Miguel Ángel Serra, partner, Albors Galiano Portales tells SYI: “The difficulty with yachts, and not only yachts, is the link between it and the ultimate beneficial owners of that yacht. It’s sometimes difficult because between the two there are many intermediary companies located in various tax havens, which do not provide information about who are the shareholders etc.” Also, have you ever seen a Russian-flagged superyacht? Serra never has.

Numbers have grown too. When Serra began dealing with sanctions issues relating to Russia back in March 2014 there were only 21 individuals on the EU sanctions list. “As of today, we have 718 individuals and entities [on the list] and new additions are made often.”

The Pandora Papers, first leaked in October 2021, have proven a useful source in linking the oligarchy to their superyachts, according to Serra. But this is not always definitive and, even when it is, can take time to consider. That’s why a shoot-first-ask-questions-later policy on arrest and seizure has been key to the detainment of yachts across Europe and the US.
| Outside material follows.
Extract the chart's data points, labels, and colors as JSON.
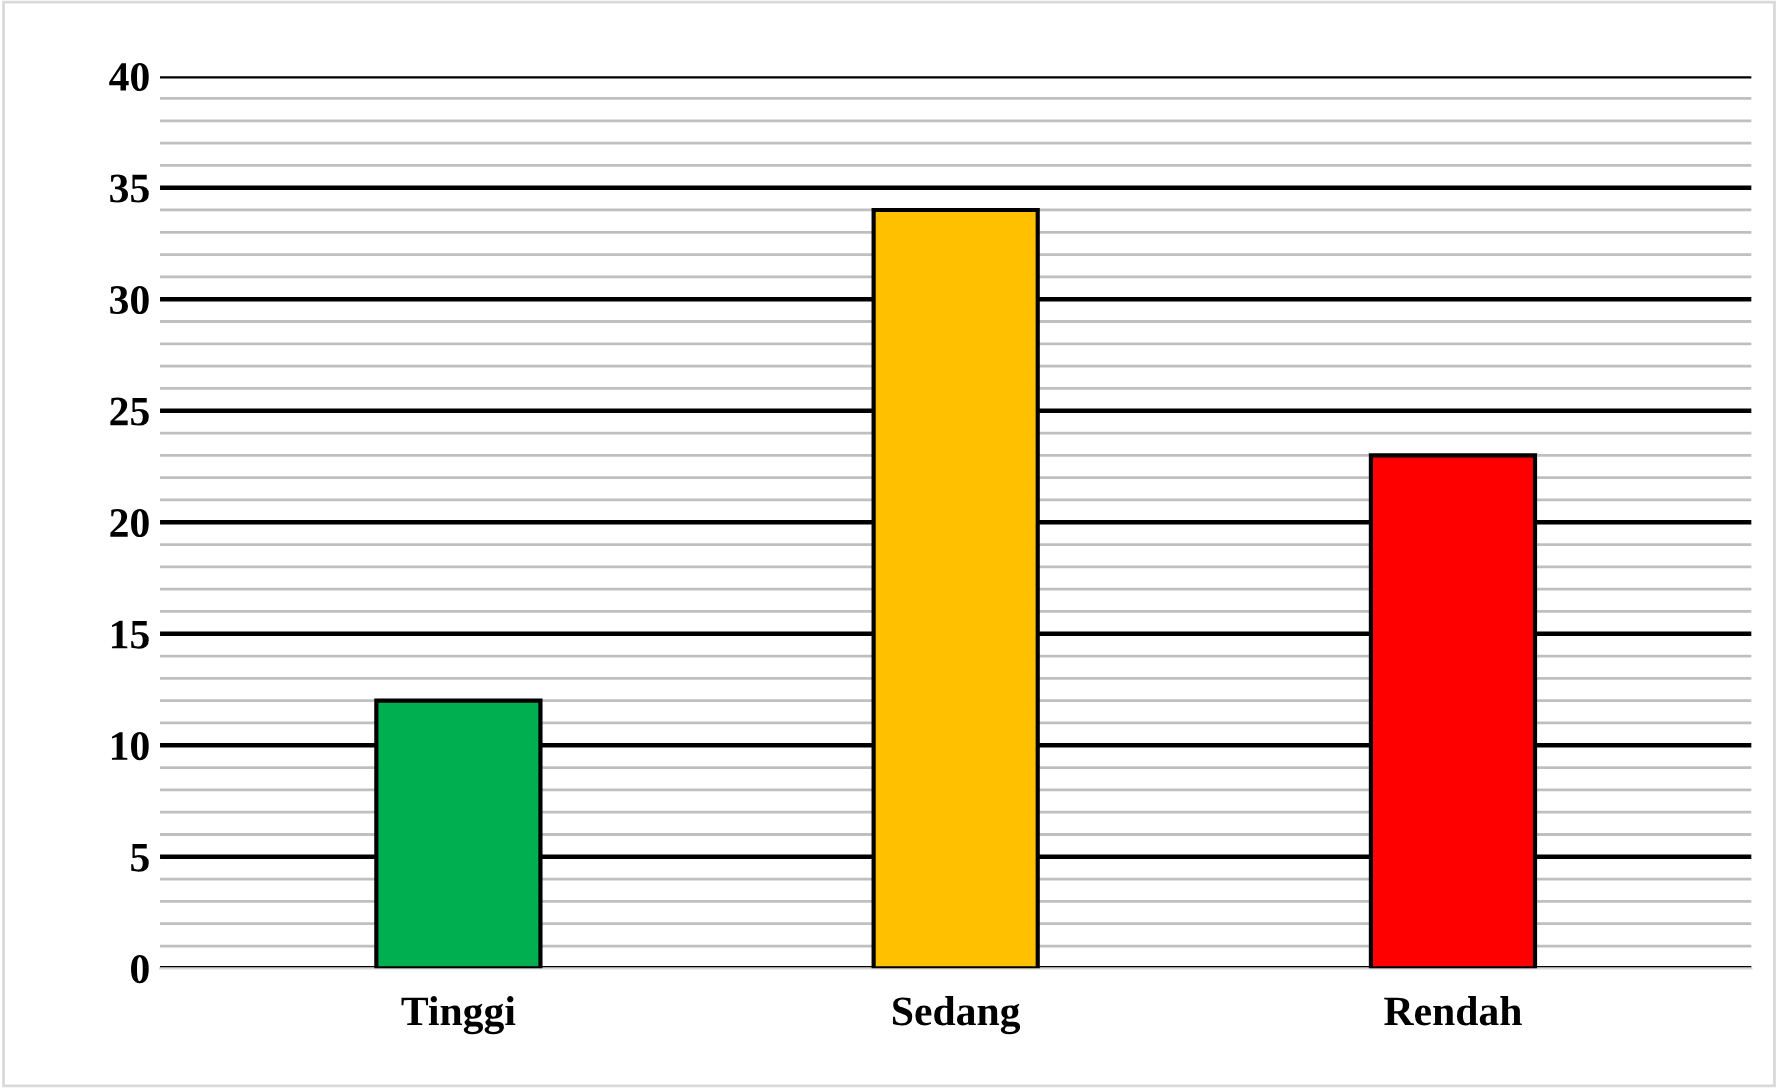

“The state attorney in Spain supports the immobilisation of yachts before proving beneficial ownership. This is very important in seizing the yachts,” says Serra. He also warns more seizures of large (80m plus) superyachts are imminent.

Although minor in comparison to the sufferings of many right now, this is not a victory for the industry by any means. “For example, what do the shipyards do when a yacht which is moored or in dock for works is immobilised? That space is already pressurised with the demand we see right now.”

“Also, your crew, it is difficult to pay them from blocked accounts,” adds Serra. “Who will pay the payroll? And who will manage and maintain the yacht if nobody can be paid? Obviously the UBO is the person who feels it [sanctions] most, but it presents a problem for the whole industry.” The situation is completely unprecedented, according to Benjamin Maltby, partner, Keystone Law. Usually, yachts are arrested in respect of allegedly unpaid debts from supplies of goods and services. “That is undertaken to obtain financial security because yachts are typically owned by a shell company and their only asset is the yacht. So, if you can’t get hold of the yacht it is difficult enforce,” he tells SYI. Usual protocol follows that the owner would put up financial security and once that is in place, usually by a bank guarantee, then the vessel is “free to go”.

But the current situation is different because the authorities are depriving the owners use of their asset. “So, it’s not a means, it’s actually an end in itself,” adds Maltby. “And because of that there is no obvious endgame to it.”

The impact is largely symbolic because of the global superyacht fleet, less than 10% have a Russian UBO, “never mind about alleged connections to the ruling elite”, says Maltby.

Like Serra, Maltby believes there will be a negative impact on our industry, but only in the short term. Over time, he thinks recent events will help to improve the public image of the superyacht industry and make it “more durable as a result”.